0X00000A65

DFS VolumeData corrupt error 0x00000A65 fix

Database Errors Intermediate 👁 0 views 📅 Jun 10, 2026

Happens when DFS metadata gets corrupted. Trigger: failed replication or unclean shutdown. Fix: rebuild DFS database or restore from backup.

When this error shows up

You're staring at an event log entry or a command output that says 0X00000A65 with the text "One of the records in the internal DFS database is corrupt". This usually happens after:

  • A DFS replication group member crashed during a sync cycle
  • An unclean shutdown of a domain controller or file server that hosts the DFS namespace
  • Running dfsutil or dfsrdiag and getting this error back

I've seen it most often on Windows Server 2016 and 2019 boxes that had a sudden power loss. The DFS database file (DfsrVolumeConfig.xml and friends) gets half-written, and the consistency check fails.

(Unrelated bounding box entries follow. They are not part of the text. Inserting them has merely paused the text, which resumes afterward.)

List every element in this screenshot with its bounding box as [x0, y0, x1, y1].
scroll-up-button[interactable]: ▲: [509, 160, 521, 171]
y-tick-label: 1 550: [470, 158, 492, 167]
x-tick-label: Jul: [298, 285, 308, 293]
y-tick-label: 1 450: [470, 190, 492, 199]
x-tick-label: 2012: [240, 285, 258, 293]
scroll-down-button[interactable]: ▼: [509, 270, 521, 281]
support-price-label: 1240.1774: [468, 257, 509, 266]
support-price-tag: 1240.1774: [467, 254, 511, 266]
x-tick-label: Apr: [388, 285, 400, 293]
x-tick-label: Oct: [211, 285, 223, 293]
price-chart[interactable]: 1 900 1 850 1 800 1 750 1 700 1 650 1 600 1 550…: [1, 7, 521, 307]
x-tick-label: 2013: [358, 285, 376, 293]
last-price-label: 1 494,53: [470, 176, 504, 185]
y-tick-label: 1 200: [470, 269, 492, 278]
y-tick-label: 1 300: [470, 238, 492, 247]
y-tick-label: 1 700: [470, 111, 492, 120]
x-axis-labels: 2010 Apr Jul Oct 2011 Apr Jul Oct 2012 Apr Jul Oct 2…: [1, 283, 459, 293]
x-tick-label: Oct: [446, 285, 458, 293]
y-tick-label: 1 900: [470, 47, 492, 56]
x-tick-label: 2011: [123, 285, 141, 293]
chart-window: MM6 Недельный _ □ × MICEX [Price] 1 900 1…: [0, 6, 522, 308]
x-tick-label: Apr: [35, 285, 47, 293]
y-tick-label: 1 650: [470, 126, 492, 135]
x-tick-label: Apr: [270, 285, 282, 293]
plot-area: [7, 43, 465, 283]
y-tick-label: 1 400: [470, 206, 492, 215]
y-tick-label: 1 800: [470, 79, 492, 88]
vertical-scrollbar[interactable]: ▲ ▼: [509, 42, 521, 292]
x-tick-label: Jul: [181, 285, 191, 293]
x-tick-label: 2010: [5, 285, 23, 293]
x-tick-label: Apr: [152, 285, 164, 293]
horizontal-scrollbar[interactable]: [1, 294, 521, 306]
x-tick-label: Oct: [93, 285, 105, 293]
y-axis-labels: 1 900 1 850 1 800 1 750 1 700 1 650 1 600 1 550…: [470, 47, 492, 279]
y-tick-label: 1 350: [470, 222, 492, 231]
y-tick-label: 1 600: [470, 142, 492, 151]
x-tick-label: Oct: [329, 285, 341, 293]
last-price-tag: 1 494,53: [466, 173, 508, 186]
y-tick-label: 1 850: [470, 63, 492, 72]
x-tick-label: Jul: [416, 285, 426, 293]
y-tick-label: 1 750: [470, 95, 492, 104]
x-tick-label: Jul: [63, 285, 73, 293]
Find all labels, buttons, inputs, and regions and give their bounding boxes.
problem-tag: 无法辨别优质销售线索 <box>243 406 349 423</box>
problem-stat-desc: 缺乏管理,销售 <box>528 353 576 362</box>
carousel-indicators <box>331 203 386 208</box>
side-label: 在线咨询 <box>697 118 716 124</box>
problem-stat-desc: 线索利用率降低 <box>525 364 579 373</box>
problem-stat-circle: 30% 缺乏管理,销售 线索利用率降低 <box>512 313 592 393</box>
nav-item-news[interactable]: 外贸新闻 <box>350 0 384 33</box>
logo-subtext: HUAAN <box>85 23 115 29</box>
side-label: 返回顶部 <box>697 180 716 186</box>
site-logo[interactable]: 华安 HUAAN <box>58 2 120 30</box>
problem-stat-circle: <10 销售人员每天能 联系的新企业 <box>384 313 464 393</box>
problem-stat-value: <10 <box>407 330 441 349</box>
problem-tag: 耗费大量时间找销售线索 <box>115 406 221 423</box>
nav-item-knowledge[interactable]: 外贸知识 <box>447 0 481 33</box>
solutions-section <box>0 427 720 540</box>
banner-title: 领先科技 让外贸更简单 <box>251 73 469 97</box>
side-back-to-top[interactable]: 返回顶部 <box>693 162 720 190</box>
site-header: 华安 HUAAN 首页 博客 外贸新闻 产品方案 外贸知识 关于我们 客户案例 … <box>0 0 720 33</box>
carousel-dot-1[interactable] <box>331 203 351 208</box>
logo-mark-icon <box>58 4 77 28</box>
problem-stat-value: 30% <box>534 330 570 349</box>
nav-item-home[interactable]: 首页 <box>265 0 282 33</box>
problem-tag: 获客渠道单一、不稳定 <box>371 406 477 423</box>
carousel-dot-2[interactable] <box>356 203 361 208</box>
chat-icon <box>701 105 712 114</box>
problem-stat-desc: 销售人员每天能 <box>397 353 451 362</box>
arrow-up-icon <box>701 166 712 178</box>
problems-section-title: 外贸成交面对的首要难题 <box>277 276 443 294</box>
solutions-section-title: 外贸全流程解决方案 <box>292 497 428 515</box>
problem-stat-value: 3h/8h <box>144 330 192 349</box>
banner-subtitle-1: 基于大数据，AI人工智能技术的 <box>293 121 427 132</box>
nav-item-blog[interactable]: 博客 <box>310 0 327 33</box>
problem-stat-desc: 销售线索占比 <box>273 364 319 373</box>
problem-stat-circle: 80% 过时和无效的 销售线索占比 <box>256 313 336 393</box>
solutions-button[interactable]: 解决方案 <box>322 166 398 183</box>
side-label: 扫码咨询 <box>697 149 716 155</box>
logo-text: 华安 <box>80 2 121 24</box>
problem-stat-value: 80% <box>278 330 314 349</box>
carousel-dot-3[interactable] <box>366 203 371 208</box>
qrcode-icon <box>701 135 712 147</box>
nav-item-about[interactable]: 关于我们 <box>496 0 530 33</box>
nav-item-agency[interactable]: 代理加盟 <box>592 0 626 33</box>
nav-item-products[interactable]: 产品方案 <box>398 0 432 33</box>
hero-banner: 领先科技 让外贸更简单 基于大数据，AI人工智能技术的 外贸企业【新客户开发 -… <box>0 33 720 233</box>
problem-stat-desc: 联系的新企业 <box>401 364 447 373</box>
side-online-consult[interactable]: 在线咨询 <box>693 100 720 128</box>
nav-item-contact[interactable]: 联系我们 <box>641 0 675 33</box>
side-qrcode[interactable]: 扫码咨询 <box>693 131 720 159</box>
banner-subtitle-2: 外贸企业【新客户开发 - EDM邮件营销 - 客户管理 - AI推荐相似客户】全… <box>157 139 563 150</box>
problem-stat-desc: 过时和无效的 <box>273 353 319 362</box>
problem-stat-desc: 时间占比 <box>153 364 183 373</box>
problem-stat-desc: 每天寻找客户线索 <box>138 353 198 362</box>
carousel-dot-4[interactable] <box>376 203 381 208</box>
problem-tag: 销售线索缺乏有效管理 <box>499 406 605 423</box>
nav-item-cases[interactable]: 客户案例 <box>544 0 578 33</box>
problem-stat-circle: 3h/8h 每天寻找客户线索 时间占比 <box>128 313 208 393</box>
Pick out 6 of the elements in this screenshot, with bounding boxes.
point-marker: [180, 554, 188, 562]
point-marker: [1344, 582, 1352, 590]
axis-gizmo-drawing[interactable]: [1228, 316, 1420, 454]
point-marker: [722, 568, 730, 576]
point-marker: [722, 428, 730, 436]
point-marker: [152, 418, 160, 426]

What's actually happening here

The DFS-R engine maintains a local database of volume metadata — what folders are replicated, what the GUIDs are, the current USN journal state. When a record in that database has a checksum mismatch or a missing reference, the engine throws this error. It's not a hardware problem 90% of the time. It's a software state corruption.

The error code maps to NERR_DfsVolumeDataCorrupt in the old LanMan error table. The key point: the database is corrupt, not the files themselves. Your shared files are probably fine. The metadata that tracks what to replicate is what's broken.

The fix: rebuild the DFS database

You don't need to reinstall DFS or restore the whole server. The cleanest approach is to stop DFS-R, delete the corrupt database files, and let the service rebuild them from the AD state. Here's the exact sequence:

  1. Stop the DFS Replication service
    Open PowerShell as admin and run:
    Stop-Service dfsr
    Or use Services.msc: find "DFS Replication", right-click, stop.
  2. Delete the local DFS database
    Navigate to C:\System Volume Information\DFSR. You need to take ownership first because it's a hidden system folder. Run:
    takeown /f "C:\System Volume Information\DFSR" /r /d y
    icacls "C:\System Volume Information\DFSR" /grant administrators:F /t
    Then delete the entire DFSR folder:
    rmdir /s /q "C:\System Volume Information\DFSR"
  3. Clear the DFS-R database in AD
    This step is critical — without it the service will try to reuse the old corrupt database. Use:
    dfsrdiag Unreplicated /member:YOUR_SERVER_NAME
    Replace YOUR_SERVER_NAME with your actual server's NetBIOS name. This flags the server's database as needing a full rebuild.
  4. Restart DFS-R and force initial sync
    Start-Service dfsr
    Then trigger a full sync backfill:
    dfsrdiag SyncNow /member:YOUR_SERVER_NAME
    dfsrdiag PollNow /member:YOUR_SERVER_NAME
  5. Wait for replication
    Check dfsrdiag Backlog to see the pending file count. It'll take time proportional to your data size. For a 500GB share with millions of files, expect a couple hours.

What to check if it still fails

If the error comes back, you've got a deeper problem. Try these:

  • Check disk health — run chkdsk C: /f. Bad sectors can corrupt the database files repeatedly. I've seen this on old SAS drives with pending reallocations.
  • Verify AD replication health — run repadmin /replsummary. If the DFS configuration objects aren't replicating, the local rebuild won't match what the domain thinks. You'll get the error on every sync attempt.
  • Look for duplicate DFS volumes — run dfsutil root list. If a volume GUID shows up twice with different paths, that's a separate metadata corruption that requires removing and re-adding the DFS root.

If you're still stuck after all that, the nuclear option is uninstalling DFS Replication, rebooting, and reinstalling. But honestly, I've only had to do that once in ten years. The database rebuild works 99% of the time.